A las ocho y veinte de la tarde aproximadamente volví a salir, pero la puerta seguía cerrada con candado. Me extrañó que todavía no hubiera vuelto. ¿Realmente había tantas sobras en los cubos de basura? De vuelta en mi oficina, reemprendí la lectura de las cartas. La siguiente carta que abrí estaba escrita con una letra delicada y bonita. La remitente era obviamente una mujer muy culta, una mujer que había recibido la mejor educación posible. Lo que entonces leí me dejó paralizada.
Estimada Xinran:
Gracias. Gracias por tu programa: lo escucho cada día. Gracias por tu sinceridad: hacía muchos años que no tenía una amiga. Gracias por la caja de bombones rusos: me ha recordado que antaño fui una mujer casada.
Regalé los bombones a nuestro hijo. Pensé que los disfrutaría tanto como solía hacerlo su padre.
Resulta muy difícil para un hijo convivir con su madre, y muy difícil también para su esposa. No quiero alterar la vida de mi hijo, ni complicársela intentando mantener el equilibrio entre su esposa y su madre. Sin embargo, me resulta imposible escapar de la naturaleza femenina y de los hábitos de toda una vida de madre. Vivo como vivo a fin de estar cerca de mi hijo, a fin de vislumbrarlo cuando se dirige a su trabajo cada mañana. Por favor, no se lo cuentes. Él cree que he estado viviendo en el campo todo este tiempo.
Xinran, lo siento, pero me voy. Soy profesora de idiomas y debería volver al campo para dar clases a más niños. Como dijiste tú una vez en tu programa, la gente mayor debería disponer de un espacio propio en el que tejer una hermosa tercera edad.
Por favor, perdóname la frialdad que te he mostrado. Le he ofrecido todo mi calor a mi hijo, su padre sigue viviendo en él.

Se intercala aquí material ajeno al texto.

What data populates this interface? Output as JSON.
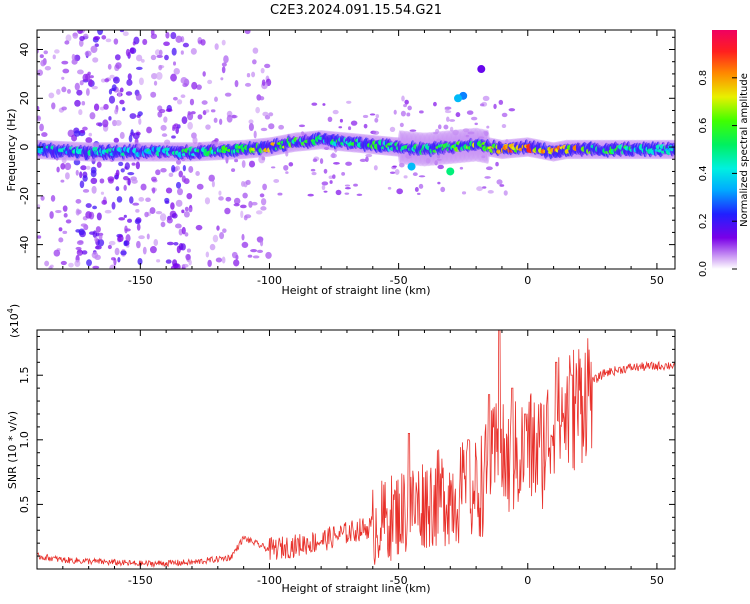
{
  "figure": {
    "title": "C2E3.2024.091.15.54.G21"
  },
  "chart_data": [
    {
      "type": "heatmap",
      "xlabel": "Height of straight line (km)",
      "ylabel": "Frequency (Hz)",
      "xlim": [
        -190,
        57
      ],
      "ylim": [
        -50,
        48
      ],
      "xticks": [
        -150,
        -100,
        -50,
        0,
        50
      ],
      "yticks": [
        -40,
        -20,
        0,
        20,
        40
      ],
      "grid": false,
      "colorbar": {
        "label": "Normalized spectral amplitude",
        "ticks": [
          "0.0",
          "0.2",
          "0.4",
          "0.6",
          "0.8"
        ],
        "range": [
          0,
          1
        ]
      },
      "ridge": [
        {
          "x": -190,
          "y": -1,
          "a": 0.45
        },
        {
          "x": -170,
          "y": -2,
          "a": 0.5
        },
        {
          "x": -150,
          "y": -2,
          "a": 0.45
        },
        {
          "x": -130,
          "y": -2,
          "a": 0.55
        },
        {
          "x": -110,
          "y": -1,
          "a": 0.62
        },
        {
          "x": -100,
          "y": 0,
          "a": 0.8
        },
        {
          "x": -90,
          "y": 2,
          "a": 0.6
        },
        {
          "x": -80,
          "y": 3,
          "a": 0.55
        },
        {
          "x": -70,
          "y": 2,
          "a": 0.55
        },
        {
          "x": -60,
          "y": 1,
          "a": 0.6
        },
        {
          "x": -50,
          "y": 0,
          "a": 0.55
        },
        {
          "x": -40,
          "y": -1,
          "a": 0.6
        },
        {
          "x": -30,
          "y": 0,
          "a": 0.65
        },
        {
          "x": -20,
          "y": 1,
          "a": 0.7
        },
        {
          "x": -10,
          "y": -1,
          "a": 0.85
        },
        {
          "x": 0,
          "y": 0,
          "a": 0.9
        },
        {
          "x": 5,
          "y": -1,
          "a": 0.88
        },
        {
          "x": 10,
          "y": -2,
          "a": 0.85
        },
        {
          "x": 15,
          "y": -1,
          "a": 0.9
        },
        {
          "x": 25,
          "y": -1,
          "a": 0.62
        },
        {
          "x": 40,
          "y": -1,
          "a": 0.55
        },
        {
          "x": 57,
          "y": -1,
          "a": 0.5
        }
      ],
      "features": [
        {
          "x": -25,
          "y": 21,
          "a": 0.3
        },
        {
          "x": -27,
          "y": 20,
          "a": 0.35
        },
        {
          "x": -18,
          "y": 32,
          "a": 0.15
        },
        {
          "x": -30,
          "y": -10,
          "a": 0.5
        },
        {
          "x": -45,
          "y": -8,
          "a": 0.35
        }
      ]
    },
    {
      "type": "line",
      "xlabel": "Height of straight line (km)",
      "ylabel": "SNR (10 * v/v)",
      "yscale_label": "(x10",
      "yscale_exponent": "4",
      "scale": 10000,
      "xlim": [
        -190,
        57
      ],
      "ylim": [
        0,
        18500
      ],
      "xticks": [
        -150,
        -100,
        -50,
        0,
        50
      ],
      "yticks": [
        "0.5",
        "1.0",
        "1.5"
      ],
      "ytick_values": [
        5000,
        10000,
        15000
      ],
      "grid": false,
      "series": [
        {
          "color": "#e8302a",
          "points": [
            {
              "x": -190,
              "y": 1000
            },
            {
              "x": -180,
              "y": 700
            },
            {
              "x": -170,
              "y": 600
            },
            {
              "x": -150,
              "y": 400
            },
            {
              "x": -130,
              "y": 500
            },
            {
              "x": -115,
              "y": 900
            },
            {
              "x": -110,
              "y": 2400
            },
            {
              "x": -100,
              "y": 1500
            },
            {
              "x": -90,
              "y": 1800
            },
            {
              "x": -80,
              "y": 2200
            },
            {
              "x": -70,
              "y": 2800
            },
            {
              "x": -60,
              "y": 3300
            },
            {
              "x": -50,
              "y": 4300
            },
            {
              "x": -40,
              "y": 5200
            },
            {
              "x": -30,
              "y": 5700
            },
            {
              "x": -20,
              "y": 6000
            },
            {
              "x": -15,
              "y": 7500
            },
            {
              "x": -12,
              "y": 9000
            },
            {
              "x": -8,
              "y": 8000
            },
            {
              "x": 0,
              "y": 9500
            },
            {
              "x": 5,
              "y": 9000
            },
            {
              "x": 10,
              "y": 11500
            },
            {
              "x": 15,
              "y": 12000
            },
            {
              "x": 20,
              "y": 13000
            },
            {
              "x": 25,
              "y": 14500
            },
            {
              "x": 30,
              "y": 15200
            },
            {
              "x": 40,
              "y": 15600
            },
            {
              "x": 50,
              "y": 15700
            },
            {
              "x": 57,
              "y": 15800
            }
          ],
          "spikes": [
            {
              "x": -11,
              "y": 18500
            },
            {
              "x": -15,
              "y": 13500
            },
            {
              "x": 11,
              "y": 16000
            },
            {
              "x": -6,
              "y": 14000
            },
            {
              "x": 17,
              "y": 15000
            },
            {
              "x": -46,
              "y": 10500
            },
            {
              "x": -23,
              "y": 10000
            },
            {
              "x": -1,
              "y": 12000
            }
          ]
        }
      ]
    }
  ]
}
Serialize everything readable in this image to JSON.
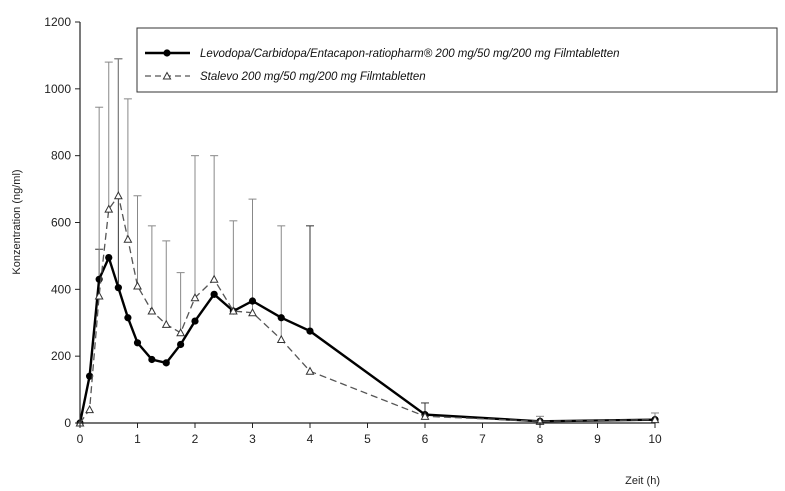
{
  "chart_data": {
    "type": "line",
    "xlabel": "Zeit (h)",
    "ylabel": "Konzentration (ng/ml)",
    "xlim": [
      0,
      10
    ],
    "ylim": [
      0,
      1200
    ],
    "x_ticks": [
      "0",
      "1",
      "2",
      "3",
      "4",
      "5",
      "6",
      "7",
      "8",
      "9",
      "10"
    ],
    "y_ticks": [
      "0",
      "200",
      "400",
      "600",
      "800",
      "1000",
      "1200"
    ],
    "grid": false,
    "legend_position": "top-right",
    "series": [
      {
        "name": "Levodopa/Carbidopa/Entacapon-ratiopharm® 200 mg/50 mg/200 mg Filmtabletten",
        "style": "solid",
        "marker": "filled-circle",
        "color": "#000000",
        "x": [
          0,
          0.167,
          0.333,
          0.5,
          0.667,
          0.833,
          1,
          1.25,
          1.5,
          1.75,
          2,
          2.333,
          2.667,
          3,
          3.5,
          4,
          6,
          8,
          10
        ],
        "y": [
          0,
          140,
          430,
          495,
          405,
          315,
          240,
          190,
          180,
          235,
          305,
          385,
          335,
          365,
          315,
          275,
          25,
          5,
          10
        ],
        "error_upper": [
          0,
          0,
          520,
          0,
          1090,
          0,
          0,
          0,
          0,
          0,
          0,
          0,
          0,
          0,
          0,
          590,
          60,
          0,
          0
        ]
      },
      {
        "name": "Stalevo 200 mg/50 mg/200 mg Filmtabletten",
        "style": "dashed",
        "marker": "open-triangle",
        "color": "#555555",
        "x": [
          0,
          0.167,
          0.333,
          0.5,
          0.667,
          0.833,
          1,
          1.25,
          1.5,
          1.75,
          2,
          2.333,
          2.667,
          3,
          3.5,
          4,
          6,
          8,
          10
        ],
        "y": [
          0,
          40,
          380,
          640,
          680,
          550,
          410,
          335,
          295,
          270,
          375,
          430,
          335,
          330,
          250,
          155,
          20,
          5,
          10
        ],
        "error_upper": [
          0,
          0,
          945,
          1080,
          1090,
          970,
          680,
          590,
          545,
          450,
          800,
          800,
          605,
          670,
          590,
          0,
          0,
          20,
          30
        ]
      }
    ]
  }
}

Deseándote un feliz y tranquilo Festival de Primavera se despide
La trapera
La cabaña de chatarra.
Entendía que la trapera se hubiera ido. Me había permitido mirar en su corazón y su vergüenza no le permitía volver a enfrentarse a mí. Me dolía haberla ahuyentado de su mundo cuidadosamente construido, pero también me apenaba que se hubiera consumido para dar la vida a sus hijos, y que su única recompensa fuera tener que resignarse a ser desechada. Tan sólo confiaba en su identidad de madre.
Mantuve el secreto de la trapera y nunca expliqué a su hijo cómo ella lo había vigilado. Pero nunca volví a su casa, puesto que la trapera, cuya memoria yo atesoraba, jamás llegó a cruzar su umbral. Aunque él parecía muy poderoso, ella era la realmente rica.